Moderator: Dennis Abts (NVIDIA Corporation)
Panelists: Steve Scott (Microsoft Corporation), Duncan Roweth (Hewlett Packard Enterprise (HPE)), Larry Dennison (NVIDIA Corporation), Jeffrey Vetter (Oak Ridge National Laboratory (ORNL)), Venkatram Vishwanath (Argonne National Laboratory (ANL)), Alireza` Ghaffarkhah (Google LLC), Brian Towles (Google LLC)
Abstract: High-performance computing (HPC) systems and machine learning (ML) have many common design goals. Despite this commonality, large-scale systems are increasingly heterogeneous, with SmartNICs, DPUs, CPUs, GPUs, and FPGAs all intermingled in a system organization that can exploit that heterogeneity across the entire system.
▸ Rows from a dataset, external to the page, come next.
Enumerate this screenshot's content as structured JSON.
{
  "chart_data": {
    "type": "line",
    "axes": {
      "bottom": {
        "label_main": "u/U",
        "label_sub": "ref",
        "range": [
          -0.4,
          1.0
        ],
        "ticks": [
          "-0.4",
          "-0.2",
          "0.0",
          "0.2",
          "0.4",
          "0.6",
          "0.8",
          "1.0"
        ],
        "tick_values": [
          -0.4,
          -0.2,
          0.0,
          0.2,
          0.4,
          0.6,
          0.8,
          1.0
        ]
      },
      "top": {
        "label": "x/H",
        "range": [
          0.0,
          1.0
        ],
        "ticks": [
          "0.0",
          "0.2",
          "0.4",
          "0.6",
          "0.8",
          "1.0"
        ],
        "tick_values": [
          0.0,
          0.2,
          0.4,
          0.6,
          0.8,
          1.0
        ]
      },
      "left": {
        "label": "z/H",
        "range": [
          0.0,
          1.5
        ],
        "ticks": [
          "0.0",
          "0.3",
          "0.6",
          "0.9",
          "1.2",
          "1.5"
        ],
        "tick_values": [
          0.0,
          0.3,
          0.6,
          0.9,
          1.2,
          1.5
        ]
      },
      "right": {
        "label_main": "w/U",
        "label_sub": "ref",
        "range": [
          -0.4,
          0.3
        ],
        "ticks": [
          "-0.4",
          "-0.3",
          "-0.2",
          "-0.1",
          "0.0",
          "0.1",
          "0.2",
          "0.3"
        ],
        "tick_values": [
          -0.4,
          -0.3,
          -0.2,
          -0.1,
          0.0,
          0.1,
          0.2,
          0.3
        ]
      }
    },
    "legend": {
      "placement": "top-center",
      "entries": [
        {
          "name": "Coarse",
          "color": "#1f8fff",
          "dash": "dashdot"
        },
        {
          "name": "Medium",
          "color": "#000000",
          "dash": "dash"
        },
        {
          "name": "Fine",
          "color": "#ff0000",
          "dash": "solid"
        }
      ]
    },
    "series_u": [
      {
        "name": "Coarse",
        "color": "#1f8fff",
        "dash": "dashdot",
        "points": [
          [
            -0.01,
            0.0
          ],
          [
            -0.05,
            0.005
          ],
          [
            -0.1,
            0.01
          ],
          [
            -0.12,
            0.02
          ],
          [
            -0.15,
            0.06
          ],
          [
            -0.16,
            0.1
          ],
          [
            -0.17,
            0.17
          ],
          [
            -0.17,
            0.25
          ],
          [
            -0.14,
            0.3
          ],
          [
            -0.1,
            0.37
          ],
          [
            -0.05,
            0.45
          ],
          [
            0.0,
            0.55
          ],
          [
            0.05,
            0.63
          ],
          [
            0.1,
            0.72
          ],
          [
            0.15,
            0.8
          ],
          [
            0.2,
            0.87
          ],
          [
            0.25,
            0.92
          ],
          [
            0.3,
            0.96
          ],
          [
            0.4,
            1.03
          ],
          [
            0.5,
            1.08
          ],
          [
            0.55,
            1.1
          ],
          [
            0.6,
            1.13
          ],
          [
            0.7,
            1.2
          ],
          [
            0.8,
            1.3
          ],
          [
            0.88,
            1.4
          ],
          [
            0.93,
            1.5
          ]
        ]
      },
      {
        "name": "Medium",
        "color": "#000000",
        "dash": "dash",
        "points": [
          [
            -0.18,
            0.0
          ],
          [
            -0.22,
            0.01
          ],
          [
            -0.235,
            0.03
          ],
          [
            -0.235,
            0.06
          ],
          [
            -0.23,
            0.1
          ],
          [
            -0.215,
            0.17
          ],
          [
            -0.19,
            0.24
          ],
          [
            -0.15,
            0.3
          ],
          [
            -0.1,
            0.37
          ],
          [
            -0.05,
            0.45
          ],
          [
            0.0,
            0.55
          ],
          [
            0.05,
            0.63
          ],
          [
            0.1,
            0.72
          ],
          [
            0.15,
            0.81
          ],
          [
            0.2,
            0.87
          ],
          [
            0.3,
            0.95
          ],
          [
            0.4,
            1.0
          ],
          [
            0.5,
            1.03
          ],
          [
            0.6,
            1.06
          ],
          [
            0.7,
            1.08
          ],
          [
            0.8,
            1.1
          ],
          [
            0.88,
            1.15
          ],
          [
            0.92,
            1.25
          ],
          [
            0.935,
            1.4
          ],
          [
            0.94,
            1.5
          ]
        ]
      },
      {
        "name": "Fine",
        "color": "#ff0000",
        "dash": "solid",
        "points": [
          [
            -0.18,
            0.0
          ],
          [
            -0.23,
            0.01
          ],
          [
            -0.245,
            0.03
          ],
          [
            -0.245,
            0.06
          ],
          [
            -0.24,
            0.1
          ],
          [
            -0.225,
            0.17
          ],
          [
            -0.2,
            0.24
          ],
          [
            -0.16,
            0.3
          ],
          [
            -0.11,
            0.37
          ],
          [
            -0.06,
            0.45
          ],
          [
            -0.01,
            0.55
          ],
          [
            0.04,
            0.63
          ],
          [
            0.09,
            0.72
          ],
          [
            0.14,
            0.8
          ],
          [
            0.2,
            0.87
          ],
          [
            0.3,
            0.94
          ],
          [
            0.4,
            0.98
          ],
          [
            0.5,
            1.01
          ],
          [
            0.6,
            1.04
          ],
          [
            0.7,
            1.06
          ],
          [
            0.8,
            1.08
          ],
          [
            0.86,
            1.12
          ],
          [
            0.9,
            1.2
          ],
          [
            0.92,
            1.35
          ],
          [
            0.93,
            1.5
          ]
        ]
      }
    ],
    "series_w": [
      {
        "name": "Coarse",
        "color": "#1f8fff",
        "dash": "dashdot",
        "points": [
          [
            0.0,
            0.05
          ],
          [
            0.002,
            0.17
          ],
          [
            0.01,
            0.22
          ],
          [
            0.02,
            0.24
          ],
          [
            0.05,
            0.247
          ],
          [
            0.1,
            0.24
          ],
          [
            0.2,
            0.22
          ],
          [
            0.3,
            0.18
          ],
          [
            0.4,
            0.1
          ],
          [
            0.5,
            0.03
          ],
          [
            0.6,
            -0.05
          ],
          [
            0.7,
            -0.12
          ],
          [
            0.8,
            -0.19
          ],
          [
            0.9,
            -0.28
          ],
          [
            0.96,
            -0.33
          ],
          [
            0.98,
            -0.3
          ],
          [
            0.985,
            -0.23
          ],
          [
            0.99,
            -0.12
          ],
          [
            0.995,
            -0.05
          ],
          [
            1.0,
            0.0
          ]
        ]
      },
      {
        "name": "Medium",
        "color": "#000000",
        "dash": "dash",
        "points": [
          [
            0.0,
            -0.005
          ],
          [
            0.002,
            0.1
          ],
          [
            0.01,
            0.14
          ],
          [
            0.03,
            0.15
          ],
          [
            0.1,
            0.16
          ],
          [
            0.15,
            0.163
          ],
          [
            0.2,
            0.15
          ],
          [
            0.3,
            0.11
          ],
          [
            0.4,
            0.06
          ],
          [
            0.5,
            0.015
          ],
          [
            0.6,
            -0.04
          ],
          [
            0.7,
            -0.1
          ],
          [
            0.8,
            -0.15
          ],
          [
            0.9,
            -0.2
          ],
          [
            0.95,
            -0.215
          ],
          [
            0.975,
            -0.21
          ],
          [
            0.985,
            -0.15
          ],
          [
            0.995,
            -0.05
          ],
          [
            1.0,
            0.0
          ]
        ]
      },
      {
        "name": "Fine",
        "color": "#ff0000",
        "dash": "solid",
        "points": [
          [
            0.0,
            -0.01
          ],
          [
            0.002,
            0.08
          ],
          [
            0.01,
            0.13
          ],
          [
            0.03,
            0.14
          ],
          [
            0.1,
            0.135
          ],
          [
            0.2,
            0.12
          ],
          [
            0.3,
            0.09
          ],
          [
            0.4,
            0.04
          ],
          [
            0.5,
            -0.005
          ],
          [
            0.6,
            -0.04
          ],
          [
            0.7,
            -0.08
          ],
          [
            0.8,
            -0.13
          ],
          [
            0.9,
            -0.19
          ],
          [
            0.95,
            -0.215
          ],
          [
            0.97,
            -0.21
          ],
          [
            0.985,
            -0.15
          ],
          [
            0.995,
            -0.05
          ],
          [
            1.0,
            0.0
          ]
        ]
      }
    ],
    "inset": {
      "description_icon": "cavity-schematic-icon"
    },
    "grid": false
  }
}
The interconnection network ties together these heterogeneous processing elements to provide a consistent system-wide programming model to ply those heterogeneous resources.
Every large-scale workload requires both computation and communication as two sides of the same coin – computed results must be communicated and consumed by other cooperating processing elements. This panel discussion seeks to explore whether domain-specific accelerators (GPUs, TPUs, TSPs, etc) require a similar domain-specific network to extract performance from the accelerator at the system level. This begs the question: “Are we converging (toward converged HPC/ML) or diverging for these performance-critical workloads?”